もちろん、少なくない数の村人たちが、崖で命を落としていた。それは現代でもおおよそ変わらない。これに関する絵画も掲げられていた。
 男たちはまっすぐに垂らされたロープを頼りに岩壁に張りつき、壁面にこぶのように点在する巣へと手を伸ばしている。女や子供など、体重の軽い者たちは、ロープの先に結ばれた籠の中に入り、壁面に生える山菜を採集していた。
 しかしどちらにせよ、運悪く親鳥の襲撃を受けたり、ロープがほどけるなどして転落する者がいた。
 絵画の説明書きによれば、『時には、はるか崖下に住まう魔物に足をつかまれることもあった。』とのことだ。
 ――魔物?
 その隣に掲げられている、祭りの様子が描かれた絵画の説明書きにも、「魔物」という言葉が記されていた。
『豊卵(ほうらん)を祝う祭りは、いつからか魔物を鎮めるための重要な儀式となり、人々は燃え盛る薪を次々に崖下へと放った。』
 魔物とはなんなのだ?
 ヤマトは不思議に思ったが、おそらくなにかの比喩か、あるいは辺境の村特有の伝承の類だろうと結論付ける。
 彼が以前訪れたとある山村では、川の上流に三つ首の竜が住んでいるとされ、毎年三人の見栄えの良い少女を生贄として差し出していた。
「なぜ三人なのですか?」
 ヤマトが問うと、村を取り仕切る社(やしろ)の神主は、怪訝そうに、「それはまあ、三つ首ですからな」と答えた。

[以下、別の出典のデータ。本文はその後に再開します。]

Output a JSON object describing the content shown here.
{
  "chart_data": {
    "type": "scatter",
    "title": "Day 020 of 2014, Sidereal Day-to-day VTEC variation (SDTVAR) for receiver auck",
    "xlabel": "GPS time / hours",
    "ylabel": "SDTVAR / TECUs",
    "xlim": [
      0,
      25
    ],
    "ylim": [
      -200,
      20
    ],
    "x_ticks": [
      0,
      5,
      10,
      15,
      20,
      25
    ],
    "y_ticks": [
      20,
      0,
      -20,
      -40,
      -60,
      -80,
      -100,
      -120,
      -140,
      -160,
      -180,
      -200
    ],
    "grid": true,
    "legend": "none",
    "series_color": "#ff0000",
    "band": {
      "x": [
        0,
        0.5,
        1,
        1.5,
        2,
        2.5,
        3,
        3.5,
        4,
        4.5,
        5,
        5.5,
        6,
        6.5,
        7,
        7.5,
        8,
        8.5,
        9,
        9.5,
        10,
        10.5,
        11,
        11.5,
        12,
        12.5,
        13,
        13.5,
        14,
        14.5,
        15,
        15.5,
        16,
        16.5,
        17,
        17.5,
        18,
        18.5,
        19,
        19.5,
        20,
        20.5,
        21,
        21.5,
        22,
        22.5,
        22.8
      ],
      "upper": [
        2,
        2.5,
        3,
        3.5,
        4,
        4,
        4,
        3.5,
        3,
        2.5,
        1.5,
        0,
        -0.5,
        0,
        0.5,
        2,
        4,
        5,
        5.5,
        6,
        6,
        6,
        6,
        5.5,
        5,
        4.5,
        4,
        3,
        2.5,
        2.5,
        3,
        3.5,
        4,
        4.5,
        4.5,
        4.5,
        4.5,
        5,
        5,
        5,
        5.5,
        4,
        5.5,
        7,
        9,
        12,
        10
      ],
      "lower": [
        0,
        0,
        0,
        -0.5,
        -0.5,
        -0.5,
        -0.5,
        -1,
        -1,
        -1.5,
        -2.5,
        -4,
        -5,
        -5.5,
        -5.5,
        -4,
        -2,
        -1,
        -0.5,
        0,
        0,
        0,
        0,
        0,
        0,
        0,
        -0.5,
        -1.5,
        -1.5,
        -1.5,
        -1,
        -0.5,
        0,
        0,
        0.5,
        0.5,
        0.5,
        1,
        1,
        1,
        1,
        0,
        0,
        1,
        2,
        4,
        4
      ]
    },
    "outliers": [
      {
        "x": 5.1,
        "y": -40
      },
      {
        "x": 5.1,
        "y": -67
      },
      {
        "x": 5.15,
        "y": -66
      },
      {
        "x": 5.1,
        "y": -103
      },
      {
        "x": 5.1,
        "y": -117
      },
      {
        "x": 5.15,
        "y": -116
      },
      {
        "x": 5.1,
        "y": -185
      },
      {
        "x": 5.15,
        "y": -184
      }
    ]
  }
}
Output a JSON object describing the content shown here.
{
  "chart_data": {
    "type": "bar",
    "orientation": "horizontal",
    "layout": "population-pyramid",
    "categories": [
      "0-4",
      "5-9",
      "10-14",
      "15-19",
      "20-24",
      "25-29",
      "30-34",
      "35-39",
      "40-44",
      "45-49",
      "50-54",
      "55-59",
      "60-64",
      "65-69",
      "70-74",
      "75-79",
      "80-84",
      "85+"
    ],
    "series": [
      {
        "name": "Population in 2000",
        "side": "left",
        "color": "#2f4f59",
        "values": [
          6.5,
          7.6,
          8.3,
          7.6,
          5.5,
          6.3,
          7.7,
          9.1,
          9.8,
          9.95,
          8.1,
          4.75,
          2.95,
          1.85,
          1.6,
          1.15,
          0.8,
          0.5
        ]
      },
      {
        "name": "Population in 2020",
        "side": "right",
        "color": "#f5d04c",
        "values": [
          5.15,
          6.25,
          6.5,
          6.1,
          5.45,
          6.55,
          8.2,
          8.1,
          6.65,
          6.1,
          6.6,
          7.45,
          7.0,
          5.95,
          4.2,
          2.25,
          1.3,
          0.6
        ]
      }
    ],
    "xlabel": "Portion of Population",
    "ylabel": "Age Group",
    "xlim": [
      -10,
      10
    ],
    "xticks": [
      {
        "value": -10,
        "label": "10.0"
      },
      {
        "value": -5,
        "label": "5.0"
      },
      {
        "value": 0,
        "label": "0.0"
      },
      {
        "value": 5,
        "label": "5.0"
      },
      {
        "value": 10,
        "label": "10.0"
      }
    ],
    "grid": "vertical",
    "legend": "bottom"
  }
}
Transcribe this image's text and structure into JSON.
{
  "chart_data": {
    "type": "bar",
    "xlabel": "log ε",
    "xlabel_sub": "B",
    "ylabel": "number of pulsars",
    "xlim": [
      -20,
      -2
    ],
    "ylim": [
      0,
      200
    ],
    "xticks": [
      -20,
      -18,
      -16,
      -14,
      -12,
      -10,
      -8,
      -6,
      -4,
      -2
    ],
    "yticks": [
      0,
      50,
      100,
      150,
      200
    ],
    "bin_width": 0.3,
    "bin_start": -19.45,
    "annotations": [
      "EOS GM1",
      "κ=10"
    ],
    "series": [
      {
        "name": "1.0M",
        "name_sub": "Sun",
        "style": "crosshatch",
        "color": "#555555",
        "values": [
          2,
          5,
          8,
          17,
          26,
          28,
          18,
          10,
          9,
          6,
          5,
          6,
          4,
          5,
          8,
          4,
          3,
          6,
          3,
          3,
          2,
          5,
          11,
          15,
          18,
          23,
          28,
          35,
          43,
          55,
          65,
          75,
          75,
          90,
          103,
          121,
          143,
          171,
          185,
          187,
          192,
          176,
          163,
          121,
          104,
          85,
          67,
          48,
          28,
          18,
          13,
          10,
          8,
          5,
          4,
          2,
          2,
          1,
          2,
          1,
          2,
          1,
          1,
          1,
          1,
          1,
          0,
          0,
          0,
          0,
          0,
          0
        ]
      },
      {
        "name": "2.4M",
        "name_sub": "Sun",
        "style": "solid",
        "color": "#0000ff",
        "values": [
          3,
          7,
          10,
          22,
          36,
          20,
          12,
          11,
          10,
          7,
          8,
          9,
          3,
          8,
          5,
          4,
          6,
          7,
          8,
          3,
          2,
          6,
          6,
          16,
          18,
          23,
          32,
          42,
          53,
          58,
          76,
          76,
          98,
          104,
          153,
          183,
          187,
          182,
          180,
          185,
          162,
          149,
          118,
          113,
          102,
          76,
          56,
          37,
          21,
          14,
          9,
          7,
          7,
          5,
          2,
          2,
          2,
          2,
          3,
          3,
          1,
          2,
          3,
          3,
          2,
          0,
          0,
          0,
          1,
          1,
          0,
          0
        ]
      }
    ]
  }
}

「でも胃袋は一つなわけでしょう。首に胃袋があるのなら、話は別ですが」
 続けて神主に問うと、今度は迷惑そうに、「一人や二人だと、三つ首がケンカするわけです。生贄を食べられる首と、食べられない首が出るわけですから」
「するとどうなるんです?」
「三つ首は怒り、村に災いをもたらします」
「待ってください。無事生贄を食べられた首も、怒るわけですか? なぜ?」
「仲間思いなんでしょうな」
 予想外の返答にヤマトは困惑する。三つ首の竜は仲間思いなのだ。
 ……ヤマトはその山村で、一部の村人たちから依頼を受けていた。それは、社に訪れる奴隷商を返り討ちにしてほしいという依頼だった。
「仲間思い……」
 ヤマトは呟くように言うと、片手を挙げて合図をし、依頼者の村人たちと連携して、見事に神主を拘束した。そして神主に扮し奴隷商の来訪を待つと、なにも知らずにやってきた三人の男たちにこう告げる。